Aujourd’hui, je suis fière de déclarer que j’ai adopté un mode de vie sain et santé qui me permet de mener une belle vie et de me soigner de façon naturelle. J’ai découvert des aliments qui nourrissent véritablement mon corps sans l’engorger de substances et additifs chimiques, je ne prends plus aucune médication depuis plusieurs mois et je peux enfin songer à avoir un enfant. Je ne souffre plus en permanence, je contrôle les symptômes de la cystite interstitielle à 80% et je ne retournerais en arrière pour rien au monde.

 

[1] Parmi ces ouvrages, notons ceux de Jacynthe René et de Jacqueline Lagacé.

8 Commentaires

Classé dans Divers

8 réponses à “Le témoignage d’une battante: cystite interstitielle

  1. J

    Bonsoir !
    J’ai lu quelques un de vos témoignages et je dois dire qu’ils me redonnent réellement espoir.
    En effet, je n’ai pas encore été diagnostiquée mais je crois bien que j’ai une cystite interstitielle. J’ai déjà passé une liste d’examens sans fin sans que mon médecin ne trouve rien alors que cela fait 2 mois que je souffre de douleur chronique.
    Personnellement je souffre plus de douleur que de mictions fréquentes.
    Etant jeune (18ans), cela est très difficile à accepter pour moi, surtout que j’avais auparavant l’habitude de sortir très souvent, de voir beaucoup mes amis et que cela ne peu plus se faire pour l’instant à cause de la douleur. J’avais entendu parler des traitements médicamenteux, mais aussi de leur non-efficacité et de leurs effets secondaires. J’étais donc très angoissée à l’idée de m’engager dans ces traitements lourds et incertains.
    Mais depuis que j’ai « accepté » ma situation et que j’ai pris mon courage à deux mains afin de m’informer un peu plus sur tout ça, je me sens motivée et j’ai hâte d’essayer. Je vais acheter toutes les plantes et compléments qui peuvent améliorer le confort et la paroi de la vessie et je suis déterminée à essayer ce régime hypotoxique. C’est décidé. Je ne prendrai les médicaments qu’en dernier recourt.
    Cependant si vous aviez quelques conseils à me donner, cela serait la bienvenue.
    Tout d’abord, j’habite en Suisse; une amie m’a déjà conseillé un naturopathe, mais connaissez-vous des bons ostéopathe, physiothérapeute et homéopathe en ce qui concerne le traitement de la cystite interstitielle qui seraient près de chez moi ?
    De plus, en ce qui concerne mes habitudes alimentaires, je vais m’y appliquer. Je vais acheter des livres et me renseignez.
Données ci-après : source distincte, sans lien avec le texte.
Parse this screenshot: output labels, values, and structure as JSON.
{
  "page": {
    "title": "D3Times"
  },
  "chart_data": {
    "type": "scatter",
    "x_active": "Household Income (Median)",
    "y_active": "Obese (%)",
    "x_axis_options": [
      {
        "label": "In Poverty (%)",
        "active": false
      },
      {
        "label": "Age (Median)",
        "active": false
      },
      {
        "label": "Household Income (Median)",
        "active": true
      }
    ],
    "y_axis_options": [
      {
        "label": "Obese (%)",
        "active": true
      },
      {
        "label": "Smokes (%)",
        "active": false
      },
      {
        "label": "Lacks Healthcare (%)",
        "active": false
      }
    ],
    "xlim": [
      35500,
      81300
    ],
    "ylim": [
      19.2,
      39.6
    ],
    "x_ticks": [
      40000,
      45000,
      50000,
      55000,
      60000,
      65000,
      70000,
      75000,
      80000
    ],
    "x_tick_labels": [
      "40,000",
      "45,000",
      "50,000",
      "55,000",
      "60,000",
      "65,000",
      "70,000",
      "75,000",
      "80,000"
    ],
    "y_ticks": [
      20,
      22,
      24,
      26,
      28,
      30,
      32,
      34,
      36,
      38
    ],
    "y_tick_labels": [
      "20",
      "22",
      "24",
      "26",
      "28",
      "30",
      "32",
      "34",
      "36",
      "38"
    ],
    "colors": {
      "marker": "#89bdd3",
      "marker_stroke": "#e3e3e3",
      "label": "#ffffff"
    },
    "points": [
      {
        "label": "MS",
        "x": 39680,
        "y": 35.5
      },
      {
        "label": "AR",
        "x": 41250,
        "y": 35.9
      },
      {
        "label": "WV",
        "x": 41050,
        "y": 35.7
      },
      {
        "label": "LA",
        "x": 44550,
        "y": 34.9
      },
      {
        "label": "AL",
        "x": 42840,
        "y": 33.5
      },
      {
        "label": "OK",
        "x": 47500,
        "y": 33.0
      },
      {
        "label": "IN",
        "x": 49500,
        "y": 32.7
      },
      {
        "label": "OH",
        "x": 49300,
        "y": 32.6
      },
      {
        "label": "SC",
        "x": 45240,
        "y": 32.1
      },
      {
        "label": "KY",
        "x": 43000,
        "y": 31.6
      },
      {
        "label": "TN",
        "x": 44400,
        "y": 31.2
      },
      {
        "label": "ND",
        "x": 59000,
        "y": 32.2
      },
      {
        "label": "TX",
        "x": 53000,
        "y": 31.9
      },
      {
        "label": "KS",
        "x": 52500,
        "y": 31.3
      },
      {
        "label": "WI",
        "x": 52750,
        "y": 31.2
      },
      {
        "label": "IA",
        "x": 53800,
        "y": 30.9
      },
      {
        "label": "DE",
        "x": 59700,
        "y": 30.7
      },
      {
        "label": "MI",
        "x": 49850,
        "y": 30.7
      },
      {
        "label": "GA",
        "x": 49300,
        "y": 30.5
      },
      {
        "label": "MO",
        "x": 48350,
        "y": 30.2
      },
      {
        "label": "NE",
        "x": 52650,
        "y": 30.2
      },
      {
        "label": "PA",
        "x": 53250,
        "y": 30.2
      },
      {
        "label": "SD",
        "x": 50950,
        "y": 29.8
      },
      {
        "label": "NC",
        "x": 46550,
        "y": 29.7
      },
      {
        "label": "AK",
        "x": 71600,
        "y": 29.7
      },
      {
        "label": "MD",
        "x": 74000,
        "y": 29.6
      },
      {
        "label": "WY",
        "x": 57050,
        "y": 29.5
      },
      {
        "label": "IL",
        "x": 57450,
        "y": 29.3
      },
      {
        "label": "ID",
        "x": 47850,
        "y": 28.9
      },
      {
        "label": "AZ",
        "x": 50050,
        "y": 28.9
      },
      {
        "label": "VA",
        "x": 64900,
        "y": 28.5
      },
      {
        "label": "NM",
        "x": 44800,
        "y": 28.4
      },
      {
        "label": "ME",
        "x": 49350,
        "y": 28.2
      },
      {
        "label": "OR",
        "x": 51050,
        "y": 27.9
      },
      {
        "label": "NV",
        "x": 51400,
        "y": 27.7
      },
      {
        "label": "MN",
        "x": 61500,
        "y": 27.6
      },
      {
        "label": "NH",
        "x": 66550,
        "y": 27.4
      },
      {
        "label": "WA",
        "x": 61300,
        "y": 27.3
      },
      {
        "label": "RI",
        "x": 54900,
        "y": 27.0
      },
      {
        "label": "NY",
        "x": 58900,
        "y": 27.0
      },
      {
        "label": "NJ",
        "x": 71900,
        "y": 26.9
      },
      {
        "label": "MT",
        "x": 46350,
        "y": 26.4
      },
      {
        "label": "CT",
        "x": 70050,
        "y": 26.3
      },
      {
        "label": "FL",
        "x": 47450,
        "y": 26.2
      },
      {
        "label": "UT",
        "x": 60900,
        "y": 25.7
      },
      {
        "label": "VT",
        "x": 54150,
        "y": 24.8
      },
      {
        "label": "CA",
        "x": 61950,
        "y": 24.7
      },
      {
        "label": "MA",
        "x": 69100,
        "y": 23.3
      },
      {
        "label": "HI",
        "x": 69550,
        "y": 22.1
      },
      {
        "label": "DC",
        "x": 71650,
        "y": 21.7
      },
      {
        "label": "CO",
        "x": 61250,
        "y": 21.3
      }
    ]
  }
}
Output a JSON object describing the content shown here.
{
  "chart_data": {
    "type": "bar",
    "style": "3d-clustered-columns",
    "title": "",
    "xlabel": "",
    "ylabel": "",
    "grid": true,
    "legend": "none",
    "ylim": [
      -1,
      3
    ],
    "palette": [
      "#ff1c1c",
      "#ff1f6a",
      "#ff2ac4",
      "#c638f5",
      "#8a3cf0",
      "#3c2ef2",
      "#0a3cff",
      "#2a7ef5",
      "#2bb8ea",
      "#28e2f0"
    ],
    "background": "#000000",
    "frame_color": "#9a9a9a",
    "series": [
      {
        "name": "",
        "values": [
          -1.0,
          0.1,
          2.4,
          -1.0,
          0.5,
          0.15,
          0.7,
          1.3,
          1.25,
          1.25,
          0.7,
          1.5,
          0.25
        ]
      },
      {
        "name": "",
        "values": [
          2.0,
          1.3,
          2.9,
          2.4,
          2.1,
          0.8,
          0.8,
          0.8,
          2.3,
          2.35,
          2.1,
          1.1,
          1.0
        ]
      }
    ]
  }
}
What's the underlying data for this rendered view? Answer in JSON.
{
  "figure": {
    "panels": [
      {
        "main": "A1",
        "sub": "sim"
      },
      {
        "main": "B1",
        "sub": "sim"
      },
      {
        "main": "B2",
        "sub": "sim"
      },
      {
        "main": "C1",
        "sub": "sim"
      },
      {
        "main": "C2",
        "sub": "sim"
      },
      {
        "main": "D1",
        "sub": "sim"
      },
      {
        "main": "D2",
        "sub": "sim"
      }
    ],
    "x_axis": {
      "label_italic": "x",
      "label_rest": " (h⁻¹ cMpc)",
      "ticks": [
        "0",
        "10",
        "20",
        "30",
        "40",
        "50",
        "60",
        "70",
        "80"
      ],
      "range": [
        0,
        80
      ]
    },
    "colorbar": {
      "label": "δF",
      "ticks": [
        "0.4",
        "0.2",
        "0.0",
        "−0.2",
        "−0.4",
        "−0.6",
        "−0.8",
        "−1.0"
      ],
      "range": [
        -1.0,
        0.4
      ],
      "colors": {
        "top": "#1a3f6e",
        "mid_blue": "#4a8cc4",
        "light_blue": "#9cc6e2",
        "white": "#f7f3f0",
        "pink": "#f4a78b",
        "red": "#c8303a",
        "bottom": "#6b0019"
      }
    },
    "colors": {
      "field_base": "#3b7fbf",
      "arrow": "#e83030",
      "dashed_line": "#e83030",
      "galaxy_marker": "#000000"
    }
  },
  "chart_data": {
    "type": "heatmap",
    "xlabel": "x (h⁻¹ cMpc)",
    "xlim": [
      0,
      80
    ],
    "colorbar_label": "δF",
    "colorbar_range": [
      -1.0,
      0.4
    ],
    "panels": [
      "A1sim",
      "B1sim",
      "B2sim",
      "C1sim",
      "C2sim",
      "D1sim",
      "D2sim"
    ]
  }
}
Mais je suis une fumeuse et je voulais savoir si certaines d’entre vous le sont aussi et si la cigarette peut aggraver les symptômes ? Evidemment j’envisage d’arrêter, mais peut-être une fois que j’aurai stabilisé mon alimentation et que je serai moins stressée.
    Une dernière question : au bout de combien de temps en moyenne avez-vous vu les améliorations provoquées par le régime ? Car j’ai mes examens dans 2 semaines et je redoute d’avoir une crise lors d’un oral à cause du stress, c’est pourquoi j’aimerais commencer le plus tôt possible.
    En tout cas, je voulais vous dire que tout vos témoignages me redonnent vraiment espoir et que ça change vraiment du personnel médical cynique. Moi-même j’ai toujours cru en la médecine plus « naturelle » et en son efficacité et je suis entrain de réussir à convaincre mes parents afin que eux aussi lui laisse une chance, car ils sont très traditionnels à ce niveau.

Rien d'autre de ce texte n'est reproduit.